En citant les plus grands, on se sent soudainement moins seul :
« La vie est infernale, inadmissible. Je n’ai pu, à aucun moment, me sentir à l’aise dans ce monde de malheurs et de mort. » Eugène Ionesco
« Dans nos sociétés surpeuplées, et où, pour la majorité des êtres humains, la misère et l’ignorance règnent, je crois préférable d’arrêter une vie à ses débuts que de la laisser se développer dans des conditions indignes. » Marguerite Yourcenar
« Le raz de marée d’une surpopulation famélique menace notre planète d’éclatement. Des enfants, pour quoi ? » Gisèle Halimi
« Qu’y a-t-il de plus obscène qu’une femme portant dans son ventre un futur cadavre ? » Roland Jaccard
« Grossesse : Quelle femme, si les femmes étaient « sensées », accepteraient pour une minute d'épilepsie une maladie d'une année ? » Roland Jaccard
On peut être femme sans être mère, et surtout on peut être homme sans être père, parce que l’envie de procréer, autoritairement instaurée comme un droit divinement masculin, émane de la gent mâle.

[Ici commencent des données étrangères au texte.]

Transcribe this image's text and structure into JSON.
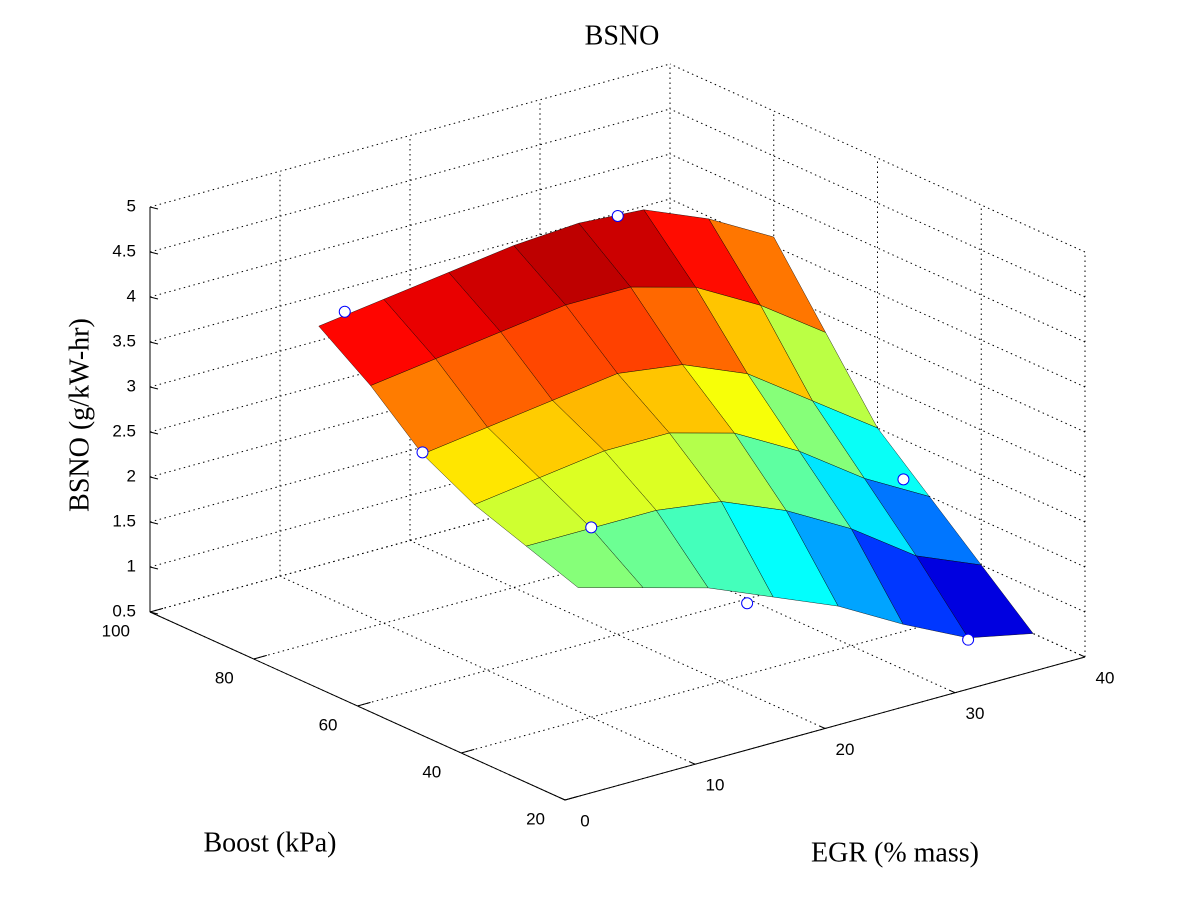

Et c’est d’autant plus cynique que trop nombreux sont les impérieux procréateurs qui n’assument pas, qui ne font que concrétiser leur laconique désir d’amour par une éjaculation soi-disant honnête et sincère, mais prennent ensuite la poudre d’escampette.
L’homme amoureux peut être un oiseau de malheur. Le séducteur prend la femelle au piège des sentiments et du désir charnel. C’est peut-être tout ce qui nous reste de naturel. Éjaculer et jouir n’est pas davantage réfléchi que respirer, manger, déféquer ou dormir. Ce n’est rien de plus que du biologique, sauf que l’acte est recyclé dans les normes sociales et sacralisé par la conservation de l’espèce. L’amour chez les humains n’est finalement rien d’autre que la période de l’accouplement que l’on observe chez les papillons, les oiseaux, les mammifères ou les gastéropodes. À ceci près qu’elle dure toute l’année, et quasiment toute une vie ! Il faut ici apprendre deux mots : parade et pariade. Chez certains animaux, la parade nuptiale est le comportement ritualisé formant prélude à l’accouplement. La pariade est la période de cette ritualité, la fameuse saison des amours durant laquelle le mâle se fait galant, beau parleur, charmeur, séducteur, bourreau des cœurs et autres synonymes de pacotille. Pareille parade sexuelle et soumission de la femelle courtisée, tout autant effarouchée que surexcitée par la danse nuptiale du mâle, le plus souvent paré pour l’occasion d’une livrée exubérante, est imposée par la nécessité de survie de l’espèce impliquant une fertilisation maximale. En temps de pariade, la décapotable rouge avec lequel le « p’tit con » parade devant une belle un peu trop crédule, le bouquet de fleurs du coq humain, etc., ont un même signifiant que la crête colorée du triton mâle, la roue du paon, le déploiement étonnant des plumes du coq tétras ou de l’oiseau-lyre… La femelle de l’oiseau-lyre construit un nid très simple où elle y dépose son œuf. Mais elle est la seule à couver pendant plus de cinquante jours et elle est aussi la seule qui aide le poussin nouveau-né. Un jour mon prince viendra…, et il m’abandonnera avec un polichinelle dans le tiroir.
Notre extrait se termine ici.